Quando comecei a pensar na edição filme eu fui falar com o Abdala, da Proposito Records (procurem saber). O Ab é meu parceiro de Goiânia, pedi pra ele as produções dele que tivesse mais a cara do sertão ali, e chegamos nas que ele assina como Kinah Hamilton. Também teve um som que eu pedi pro Daniel Marques, que é uma mix usando Milton Nascimento – Ponta de Areia. Ele também jogou na mão e apesar de já ter usado no vídeo da Squadshit, fazia muito sentido pra mim colocar um trecho naquela parte. Teve também o Felipe Yago tocando o canto de Oxum, a orixá das cachoeiras e do ouro, e Flaviola no final falando sobre a esperança no renascer de um novo dia.
Outra pessoa que o universo colocou nesse trajeto, foi o Kboco. O Kboco mora na Chapada, é conterrâneo e um dos artistas atuais que eu mais admiro. Fui lá, fiz um corte do vídeo e mandei pra ele ver e pensar se conseguia interagir com algo, ele curtiu, e sugeriu fazer as letras, depois ainda soltou uns elementos que vocês vão ver no filme. Com exceção do Dani, são todos frutos do cerrado.
Nós, skatistas, vivemos, basicamente, do concreto e do uso da madeira, duas coisas que vão na contramão da consciência ambiental. Ou não?

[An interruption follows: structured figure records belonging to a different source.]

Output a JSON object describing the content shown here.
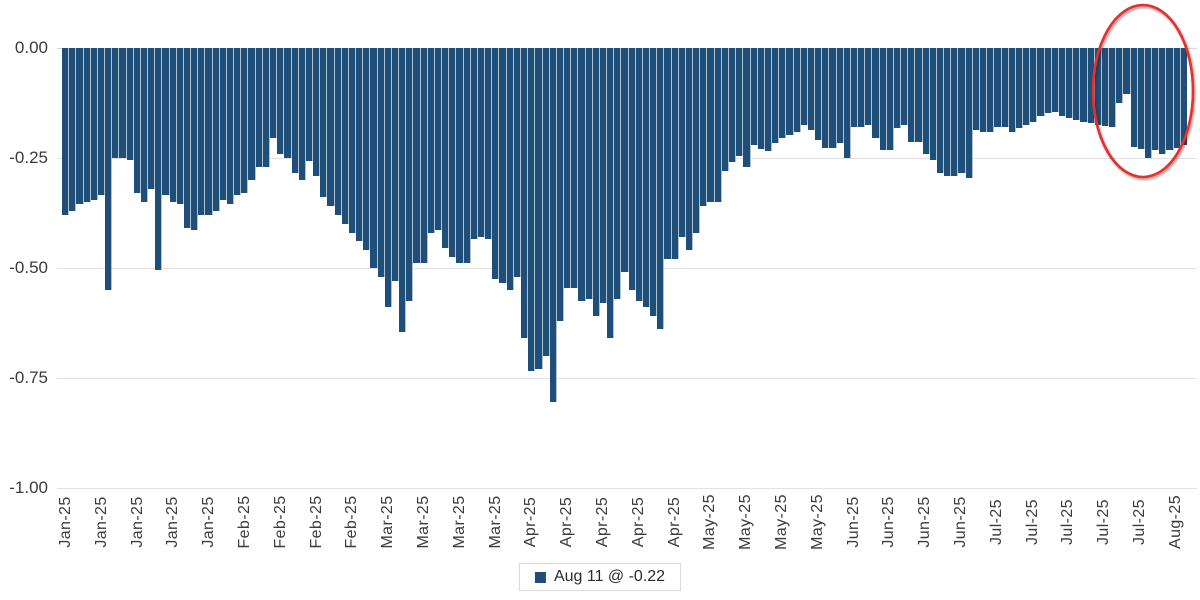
{
  "legend": {
    "label": "Aug 11 @ -0.22",
    "marker_color": "#1F4E79"
  },
  "annotation": {
    "shape": "ellipse",
    "stroke_color": "#E0312E",
    "highlights": "last bars of series"
  },
  "chart_data": {
    "type": "bar",
    "title": "",
    "xlabel": "",
    "ylabel": "",
    "ylim": [
      -1.0,
      0.0
    ],
    "grid": "horizontal",
    "legend_position": "bottom-center",
    "bar_color": "#1F4E79",
    "y_ticks": [
      {
        "label": "0.00",
        "value": 0.0
      },
      {
        "label": "-0.25",
        "value": -0.25
      },
      {
        "label": "-0.50",
        "value": -0.5
      },
      {
        "label": "-0.75",
        "value": -0.75
      },
      {
        "label": "-1.00",
        "value": -1.0
      }
    ],
    "x_tick_labels": [
      "Jan-25",
      "Jan-25",
      "Jan-25",
      "Jan-25",
      "Jan-25",
      "Feb-25",
      "Feb-25",
      "Feb-25",
      "Feb-25",
      "Mar-25",
      "Mar-25",
      "Mar-25",
      "Mar-25",
      "Apr-25",
      "Apr-25",
      "Apr-25",
      "Apr-25",
      "Apr-25",
      "May-25",
      "May-25",
      "May-25",
      "May-25",
      "Jun-25",
      "Jun-25",
      "Jun-25",
      "Jun-25",
      "Jul-25",
      "Jul-25",
      "Jul-25",
      "Jul-25",
      "Jul-25",
      "Aug-25"
    ],
    "x_tick_every_n_bars": 5,
    "series": [
      {
        "name": "Aug 11 @ -0.22",
        "color": "#1F4E79",
        "values": [
          -0.38,
          -0.37,
          -0.355,
          -0.35,
          -0.345,
          -0.335,
          -0.55,
          -0.25,
          -0.25,
          -0.255,
          -0.33,
          -0.35,
          -0.32,
          -0.505,
          -0.335,
          -0.35,
          -0.355,
          -0.41,
          -0.415,
          -0.38,
          -0.38,
          -0.37,
          -0.345,
          -0.355,
          -0.335,
          -0.33,
          -0.3,
          -0.27,
          -0.27,
          -0.205,
          -0.24,
          -0.25,
          -0.285,
          -0.3,
          -0.258,
          -0.29,
          -0.34,
          -0.36,
          -0.38,
          -0.4,
          -0.42,
          -0.44,
          -0.46,
          -0.5,
          -0.52,
          -0.59,
          -0.53,
          -0.645,
          -0.575,
          -0.49,
          -0.49,
          -0.42,
          -0.415,
          -0.455,
          -0.475,
          -0.49,
          -0.49,
          -0.435,
          -0.43,
          -0.435,
          -0.525,
          -0.535,
          -0.55,
          -0.52,
          -0.66,
          -0.735,
          -0.73,
          -0.7,
          -0.805,
          -0.62,
          -0.545,
          -0.545,
          -0.575,
          -0.57,
          -0.61,
          -0.58,
          -0.66,
          -0.57,
          -0.51,
          -0.55,
          -0.575,
          -0.59,
          -0.61,
          -0.64,
          -0.48,
          -0.48,
          -0.43,
          -0.46,
          -0.42,
          -0.36,
          -0.35,
          -0.35,
          -0.28,
          -0.26,
          -0.245,
          -0.27,
          -0.22,
          -0.23,
          -0.235,
          -0.215,
          -0.205,
          -0.198,
          -0.19,
          -0.175,
          -0.186,
          -0.21,
          -0.228,
          -0.228,
          -0.217,
          -0.25,
          -0.18,
          -0.18,
          -0.175,
          -0.205,
          -0.232,
          -0.232,
          -0.182,
          -0.175,
          -0.213,
          -0.213,
          -0.24,
          -0.255,
          -0.285,
          -0.29,
          -0.29,
          -0.285,
          -0.295,
          -0.186,
          -0.19,
          -0.19,
          -0.18,
          -0.18,
          -0.19,
          -0.183,
          -0.175,
          -0.168,
          -0.155,
          -0.148,
          -0.145,
          -0.155,
          -0.159,
          -0.164,
          -0.168,
          -0.171,
          -0.175,
          -0.178,
          -0.18,
          -0.125,
          -0.105,
          -0.225,
          -0.23,
          -0.25,
          -0.232,
          -0.24,
          -0.232,
          -0.227,
          -0.22
        ]
      }
    ]
  }
}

Nada é totalmente urbano. A origem da tragédia da humanidade está totalmente ligada à sua ganância em dominar a natureza, em acreditar que somos separados dela. Aquilo que se considera urbano tem em sua essência a cultura ancestral, que é nativa dos povos originários.

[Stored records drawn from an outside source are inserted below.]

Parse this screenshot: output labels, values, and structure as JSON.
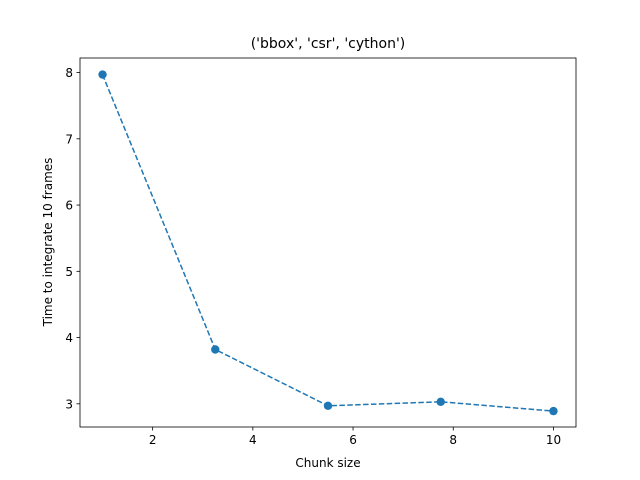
{
  "chart_data": {
    "type": "line",
    "title": "('bbox', 'csr', 'cython')",
    "xlabel": "Chunk size",
    "ylabel": "Time to integrate 10 frames",
    "xlim": [
      0.55,
      10.45
    ],
    "ylim": [
      2.65,
      8.22
    ],
    "xticks": [
      2,
      4,
      6,
      8,
      10
    ],
    "yticks": [
      3,
      4,
      5,
      6,
      7,
      8
    ],
    "grid": false,
    "line_style": "dashed",
    "marker": "circle",
    "color": "#1f77b4",
    "series": [
      {
        "x": [
          1.0,
          3.25,
          5.5,
          7.75,
          10.0
        ],
        "y": [
          7.97,
          3.82,
          2.97,
          3.03,
          2.89
        ]
      }
    ]
  }
}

Quando eu machuquei meu ombro eu tomava chá de canela de velho e açafrão. O Arthur se quebrou todas as vezes, ele botava argila no punho. É pelo resgate desses saberes que o filme se deu.
E o desafio de trazer temas complexos pro universo do skate, falar em eugenia, por exemplo?

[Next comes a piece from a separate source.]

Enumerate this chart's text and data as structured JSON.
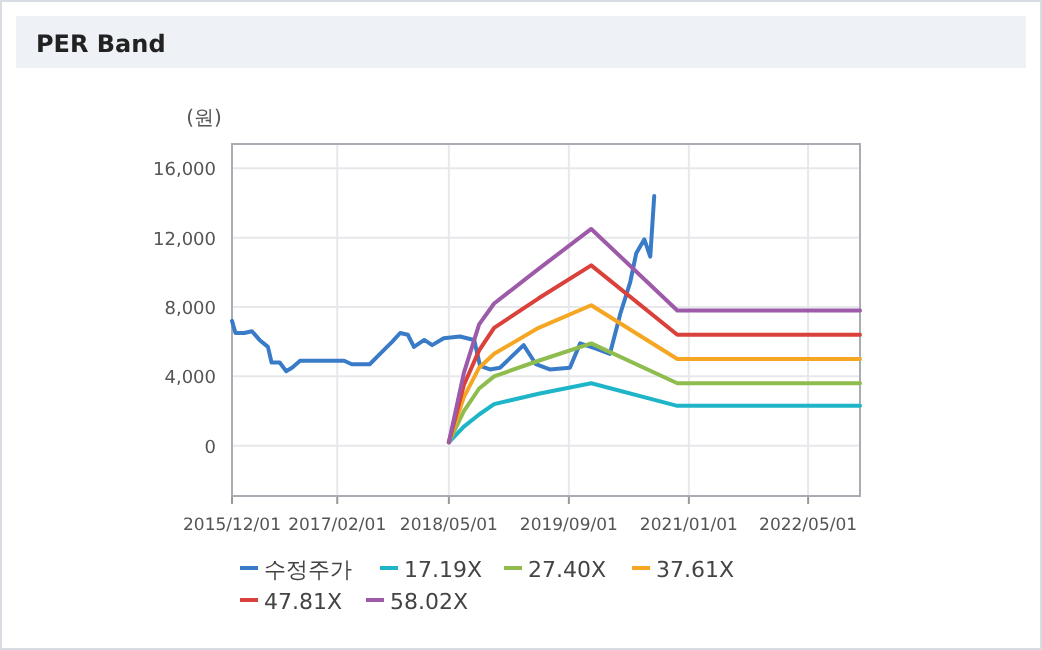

Não dá pra crescer em algo tão subversivo quanto o skate e não questionar o que acontece nesses processos políticos. O cara que acha que o skate é só manobrar, não entendeu nada. É triste demais ver esse projeto de eugenia acontecendo, a devastação do cerrado faz parte desse processo genocida, que coloca a comunidade indígena e quilombola sob risco de morte. Ao passo que o agronegócio contamina a água, ele também contamina a cultura desses povos, quando ele taca fogo no nosso bioma, ele queima junto o patrimônio histórico e cultural desse país, na tentativa de apagar rastros da nossa miscigenação. Ali vivem curandeiras, raizeiras, benzedeiras, xamãs, parteiras, uma galera que tá aqui a milhares de anos antes de branco aparecer.
E pra quem se revoltou com o caso do George Floyd, abre o olho que além de matar povos pretos tem grileiro aqui apagando até a cultura desse povo, isso se faz a mais de 500 anos. Eu não vou conseguir te falar tudo sobre esse projeto, mas pra você ter uma ideia, a monocultura e o desmatamento daqui seca rios em todo o país, onde tem seca, tem miséria, tem vulnerabilidade, tem morte.
Como o skate pode ajudar a conscientizar as pessoas em geral (ou ao menos os skatistas) sobre a importância de uma visão mais ampla, com mais conhecimento, além desse micro universo do skate?
Eu gosto de olhar pro skate como um guia pra imaginação. Se tem algo que pode nos salvar é a imaginação. Sem ela a gente não vê saída nenhuma. Imaginar outros formatos de consumo assim como imaginamos as possibilidades no skate. Pensar que o skate nos ensinou a viver em comunidade, então que olhemos pro outro como uma extensão de nós. “Eu sou outro você”.
Quem é o Victor?
Sou pai de Aruê, que é a pessoa mais motivadora pra mim. Fotógrafo desde meus 20 anos e skatista desde os 15. Tenho 32 anos, vivo aqui no Cerrado, em Goiânia (GO), um lugar que tem uma cena linda de skate, música e arte, e pessoas que me motivam em toda parte.
Tenho amigos que são uma verdadeira família pra mim, e uma família que são ótimos amigos.